How Colorado effects pedal maker Mantic Conceptual is already getting national attention

Ian Gassman
When Luis Etscheid and Caleb Henning launched their boutique effects-pedal company, Mantic Conceptual, in spring 2013, they had a great deal more curiosity than experience. Fortunately, the Denver-based musicians are pretty good at experimentation, and in their first year, they found an impressive list of clients. Etscheid sent Adrian Belew, formerly of King Crimson and Nine Inch Nails, the Master Flex synth-fuzz pedal, and Belew started using it at shows. Ikey Owens of Jack White's touring band had Mantic build him a custom delay called the Isaiah. And Ed Rodriguez of Deerhoof used the Proverb reverb pedal during his last tour.

Etscheid and Henning discovered their unique approach to manipulating sounds in their own band, Holophrase. When they started the group with Malgosia Stacha in 2007, Etscheid had never picked up a guitar. "I didn't know how to play at all," he says. "So I just started immediately plugging stuff in, trying to compensate for not being able to play properly with the use of software and, of course, effects pedals." The two began taking apart their gear, eventually learning how to create their own effects. The music they create in Holophrase is electronically driven yet expressive, partly because of Stacha's haunting vocals and partly because of all that tinkering. A few years later, the two decided to start making their own equipment, and effects pedals were the logical option.
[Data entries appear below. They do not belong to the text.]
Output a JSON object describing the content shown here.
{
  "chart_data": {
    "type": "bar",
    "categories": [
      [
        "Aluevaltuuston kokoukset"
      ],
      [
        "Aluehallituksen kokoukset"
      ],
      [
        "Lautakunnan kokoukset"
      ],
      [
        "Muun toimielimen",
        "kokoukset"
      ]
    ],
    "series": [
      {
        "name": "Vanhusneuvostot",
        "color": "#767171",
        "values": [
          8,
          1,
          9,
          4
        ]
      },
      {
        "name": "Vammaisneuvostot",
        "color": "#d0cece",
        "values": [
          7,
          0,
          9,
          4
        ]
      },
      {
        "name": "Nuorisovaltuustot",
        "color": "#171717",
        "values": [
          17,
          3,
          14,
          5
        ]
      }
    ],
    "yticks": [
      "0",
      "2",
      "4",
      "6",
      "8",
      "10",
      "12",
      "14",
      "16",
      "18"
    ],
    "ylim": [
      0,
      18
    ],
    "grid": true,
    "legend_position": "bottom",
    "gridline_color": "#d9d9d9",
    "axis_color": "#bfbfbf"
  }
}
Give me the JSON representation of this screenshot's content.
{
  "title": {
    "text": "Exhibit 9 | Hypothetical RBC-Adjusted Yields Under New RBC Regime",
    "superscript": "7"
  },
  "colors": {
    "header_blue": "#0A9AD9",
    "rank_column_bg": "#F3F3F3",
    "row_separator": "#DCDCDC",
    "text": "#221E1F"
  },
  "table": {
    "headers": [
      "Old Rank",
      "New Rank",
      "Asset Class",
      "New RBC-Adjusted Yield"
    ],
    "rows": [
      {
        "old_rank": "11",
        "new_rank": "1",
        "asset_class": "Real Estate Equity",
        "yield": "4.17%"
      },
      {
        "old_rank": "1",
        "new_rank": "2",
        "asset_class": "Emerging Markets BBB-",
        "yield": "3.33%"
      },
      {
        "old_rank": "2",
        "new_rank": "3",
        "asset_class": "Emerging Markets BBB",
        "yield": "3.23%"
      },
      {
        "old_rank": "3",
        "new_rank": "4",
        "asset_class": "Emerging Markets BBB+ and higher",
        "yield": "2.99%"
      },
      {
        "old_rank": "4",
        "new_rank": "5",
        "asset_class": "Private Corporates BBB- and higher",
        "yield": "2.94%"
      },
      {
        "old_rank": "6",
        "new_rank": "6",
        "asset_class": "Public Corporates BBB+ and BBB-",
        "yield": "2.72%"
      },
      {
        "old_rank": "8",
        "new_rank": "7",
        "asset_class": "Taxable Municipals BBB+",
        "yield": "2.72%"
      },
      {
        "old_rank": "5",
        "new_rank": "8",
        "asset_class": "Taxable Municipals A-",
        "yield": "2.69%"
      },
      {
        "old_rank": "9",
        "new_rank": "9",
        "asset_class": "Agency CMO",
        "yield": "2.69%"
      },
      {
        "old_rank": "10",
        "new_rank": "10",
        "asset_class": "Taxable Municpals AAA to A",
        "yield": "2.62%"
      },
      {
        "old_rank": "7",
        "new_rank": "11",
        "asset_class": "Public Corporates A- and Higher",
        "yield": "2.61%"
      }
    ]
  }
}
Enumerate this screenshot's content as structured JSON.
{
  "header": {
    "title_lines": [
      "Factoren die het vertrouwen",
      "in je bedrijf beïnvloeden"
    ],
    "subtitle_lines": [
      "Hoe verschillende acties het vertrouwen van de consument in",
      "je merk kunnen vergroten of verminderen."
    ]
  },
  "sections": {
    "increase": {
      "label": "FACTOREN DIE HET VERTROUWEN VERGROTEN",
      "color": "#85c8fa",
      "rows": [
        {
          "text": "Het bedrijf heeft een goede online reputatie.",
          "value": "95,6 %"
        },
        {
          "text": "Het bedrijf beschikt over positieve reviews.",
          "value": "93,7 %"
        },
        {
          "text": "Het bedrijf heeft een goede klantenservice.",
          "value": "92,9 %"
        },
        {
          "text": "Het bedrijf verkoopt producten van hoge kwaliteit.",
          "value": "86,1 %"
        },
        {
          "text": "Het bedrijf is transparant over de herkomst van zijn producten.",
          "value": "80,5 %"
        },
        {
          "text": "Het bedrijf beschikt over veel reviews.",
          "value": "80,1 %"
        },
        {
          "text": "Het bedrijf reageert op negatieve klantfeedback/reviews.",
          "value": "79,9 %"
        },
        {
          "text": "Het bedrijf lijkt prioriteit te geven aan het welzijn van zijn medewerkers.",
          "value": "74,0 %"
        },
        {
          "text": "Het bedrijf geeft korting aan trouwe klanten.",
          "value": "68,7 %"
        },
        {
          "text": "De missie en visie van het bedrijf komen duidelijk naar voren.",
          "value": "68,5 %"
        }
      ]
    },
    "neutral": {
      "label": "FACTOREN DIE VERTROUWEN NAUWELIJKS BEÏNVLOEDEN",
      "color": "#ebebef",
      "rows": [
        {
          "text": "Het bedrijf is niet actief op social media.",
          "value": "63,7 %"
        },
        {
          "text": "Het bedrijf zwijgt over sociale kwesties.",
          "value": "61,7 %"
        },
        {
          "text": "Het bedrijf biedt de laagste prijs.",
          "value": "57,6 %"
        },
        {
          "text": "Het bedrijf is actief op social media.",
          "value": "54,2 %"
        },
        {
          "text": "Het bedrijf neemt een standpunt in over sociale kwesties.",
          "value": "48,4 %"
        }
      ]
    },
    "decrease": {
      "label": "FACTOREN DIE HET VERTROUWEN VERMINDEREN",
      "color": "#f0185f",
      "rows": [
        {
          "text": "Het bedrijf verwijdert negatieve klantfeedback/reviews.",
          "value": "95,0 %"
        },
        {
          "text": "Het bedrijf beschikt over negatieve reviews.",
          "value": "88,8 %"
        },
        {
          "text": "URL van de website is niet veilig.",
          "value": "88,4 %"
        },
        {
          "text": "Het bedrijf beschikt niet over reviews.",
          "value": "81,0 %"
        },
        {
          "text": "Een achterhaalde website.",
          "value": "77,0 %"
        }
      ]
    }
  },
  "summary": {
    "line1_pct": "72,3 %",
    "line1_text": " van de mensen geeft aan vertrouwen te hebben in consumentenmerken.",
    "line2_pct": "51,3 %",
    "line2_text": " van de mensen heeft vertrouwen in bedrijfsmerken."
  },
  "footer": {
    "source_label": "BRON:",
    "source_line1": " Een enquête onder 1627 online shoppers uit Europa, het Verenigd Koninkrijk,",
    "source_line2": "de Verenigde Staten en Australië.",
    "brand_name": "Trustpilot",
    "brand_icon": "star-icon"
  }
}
"Luis got me Nicolas Collins's Handmade Electronic Music book," Henning says. "After that and all those projects, we just went through and made a few fuzz pedals."
At the time, Etscheid and Henning were trying to scrape by with their music, and a somewhat amateur effects-pedal company held little promise of security. Still, Etscheid remembers, they wanted to keep making pedals.

"It seemed like when the idea hit me, it was something that we could do, because we're passionate about it," Etscheid says. "We were already knowledgeable, we had a little bit of experience, we had good ideas and we're hard workers. It's all I really had left to believe in at the time. And the planets kind of aligned for us."

Under the Mantic Conceptual name, Etscheid and Henning began working on their first pedal: an updated and modified take on DOD Electronics' rare subharmonic bass-booster pedal originally called Meat Box. They decided to christen their pedal Density Hulk. After plenty of positive feedback, they organized an Indiegogo campaign and raised more than $4,000 to make enough pedals to build up an inventory and start their business.